In the face of insurmountable debt you have made the decision to declare bankruptcy. It should be a knockout blow. But, fully comprehending the mistakes made in managing debt, you have decided to get up again and pull your company through the crisis. Make certain you have in your corner, a lawyer seasoned in bankruptcy law. Here is what you can expect as your chapter 11 process unfolds.
Declaring Chapter 11
You begin by filing for a chapter 11 bankruptcy which allows you to keep the business open. Within a few weeks a member of the U.S. Trustee office will review the records and documents and will certify that they are in order. Note that the person is not acting in the role of a “trustee” at this point. You are required to close all existing bank accounts. You will operate one type of account only, as what the law terms a “debtor in possession.” The accounts provide for the payment of new obligations going forward.
Once your contact at the US Trustee decides the paperwork is in order, you and your attorney will attend a meeting of creditors, which is the first official step in the process. At this point an attorney from the U.S. Trustee office gets involved. The hearing is usually a simple meeting that is conducted in a conference room. In many cases no creditor actually attends the meeting. From this point forward you would have a requirement to file monthly operating reports and pay fees to the U.S. Trustee.
Shortly after you file for bankruptcy, you will meet with a judge in what is called a “status conference.” The judge will require a brief outline of your reorganization, demonstrating how you will reform the way the company operates. The plan need not be thorough at this point. The court will set a time for submission of a more formal reorganization plan. From the get-go, you will want to give the judge a sense of what you have learned about debt. Acknowledge past mistakes made and convey your commitment to managing debt in the future.
After the status conference, you will need to file with the court a more comprehensive plan demonstrating how your reorganization will actually fix the core problem(s) that led to bankruptcy. The plan must include a repayment schedule for outstanding debt.
- Priority claims, like payroll taxes, need to be repaid within 5 years.
- Unsecured creditors (vendors, etc.) don’t need to be paid 100%, but if you want to remain the owner of the company that emerges from bankruptcy, you need to be aware that creditors can band together and demand a higher % of payback than you might otherwise be able to negotiate.
- Ranking classes of debt determine the priority of repayment. Secured creditors rank first. 2nd: IRS / payroll taxes. 3rd: employees who haven’t been paid in the time leading up to when bankruptcy was declared. 4th: unsecured creditors. Last: owners.
- Each class gets to vote on your plan and you need to convince at least one of the classes, who will not be repaid 100%, to accept the plan. You need at least half in number and 2/3rd in total debt value to accept the plan.
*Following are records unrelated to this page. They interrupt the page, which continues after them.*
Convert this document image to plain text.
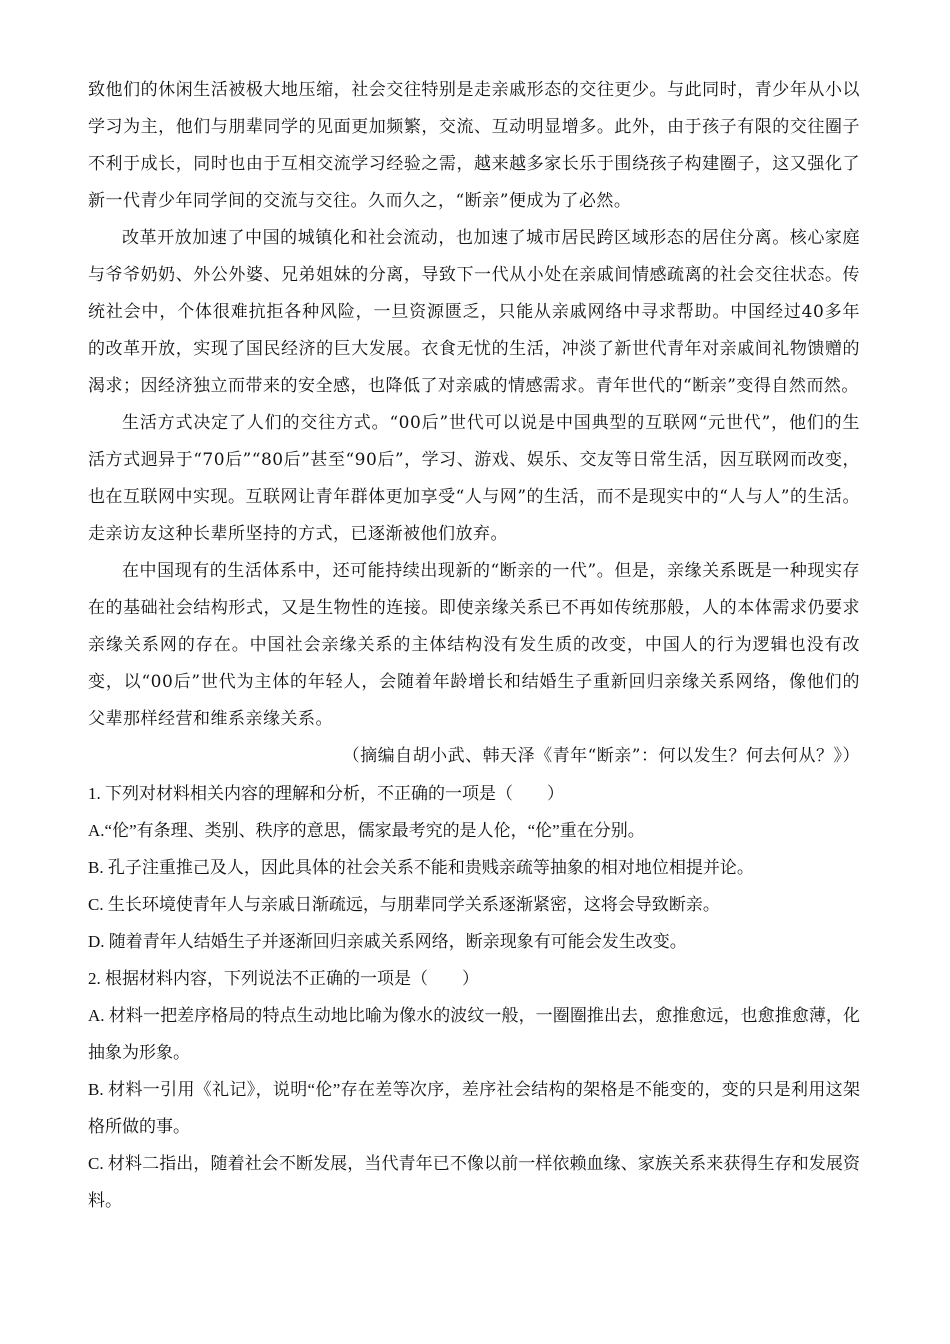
致他们的休闲生活被极大地压缩，社会交往特别是走亲戚形态的交往更少。与此同时，青少年从小以学习为主，他们与朋辈同学的见面更加频繁，交流、互动明显增多。此外，由于孩子有限的交往圈子不利于成长，同时也由于互相交流学习经验之需，越来越多家长乐于围绕孩子构建圈子，这又强化了新一代青少年同学间的交流与交往。久而久之，“断亲”便成为了必然。

改革开放加速了中国的城镇化和社会流动，也加速了城市居民跨区域形态的居住分离。核心家庭与爷爷奶奶、外公外婆、兄弟姐妹的分离，导致下一代从小处在亲戚间情感疏离的社会交往状态。传统社会中，个体很难抗拒各种风险，一旦资源匮乏，只能从亲戚网络中寻求帮助。中国经过40多年的改革开放，实现了国民经济的巨大发展。衣食无忧的生活，冲淡了新世代青年对亲戚间礼物馈赠的渴求；因经济独立而带来的安全感，也降低了对亲戚的情感需求。青年世代的“断亲”变得自然而然。

生活方式决定了人们的交往方式。“00后”世代可以说是中国典型的互联网“元世代”，他们的生活方式迥异于“70后”“80后”甚至“90后”，学习、游戏、娱乐、交友等日常生活，因互联网而改变，也在互联网中实现。互联网让青年群体更加享受“人与网”的生活，而不是现实中的“人与人”的生活。走亲访友这种长辈所坚持的方式，已逐渐被他们放弃。

在中国现有的生活体系中，还可能持续出现新的“断亲的一代”。但是，亲缘关系既是一种现实存在的基础社会结构形式，又是生物性的连接。即使亲缘关系已不再如传统那般，人的本体需求仍要求亲缘关系网的存在。中国社会亲缘关系的主体结构没有发生质的改变，中国人的行为逻辑也没有改变，以“00后”世代为主体的年轻人，会随着年龄增长和结婚生子重新回归亲缘关系网络，像他们的父辈那样经营和维系亲缘关系。

（摘编自胡小武、韩天泽《青年“断亲”：何以发生？何去何从？》）

1. 下列对材料相关内容的理解和分析，不正确的一项是（　　）

A.“伦”有条理、类别、秩序的意思，儒家最考究的是人伦，“伦”重在分别。

B. 孔子注重推己及人，因此具体的社会关系不能和贵贱亲疏等抽象的相对地位相提并论。

C. 生长环境使青年人与亲戚日渐疏远，与朋辈同学关系逐渐紧密，这将会导致断亲。

D. 随着青年人结婚生子并逐渐回归亲戚关系网络，断亲现象有可能会发生改变。

2. 根据材料内容，下列说法不正确的一项是（　　）

A. 材料一把差序格局的特点生动地比喻为像水的波纹一般，一圈圈推出去，愈推愈远，也愈推愈薄，化抽象为形象。

B. 材料一引用《礼记》，说明“伦”存在差等次序，差序社会结构的架格是不能变的，变的只是利用这架格所做的事。

C. 材料二指出，随着社会不断发展，当代青年已不像以前一样依赖血缘、家族关系来获得生存和发展资料。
- Creditors within each class must be treated alike. For example, you cannot pay some employees but not pay others.
- While in bankruptcy you are required to pay a quarterly fee to the Office of the U.S. Trustee. The fee is calculated based upon disbursements made (often the fee is in the range of $650 – $1,000 per quarter.
After gaining support from enough creditors the case moves to a confirmation hearing. The final plan must, in the opinion of the court, be in compliance with the Bankruptcy Code. If the viability of the plan is in doubt you may be forced into chapter 7.
If your bankruptcy case is open long enough, you may need to file taxes.
The process is riddled with deadlines. You will face a barrage of motions from creditors who want to be paid. Some will submit alternative plans to oppose your recovery strategy. Clear and honest communication with the court, with your lawyer, with employees and with your creditors, is key to a timely and successful outcome.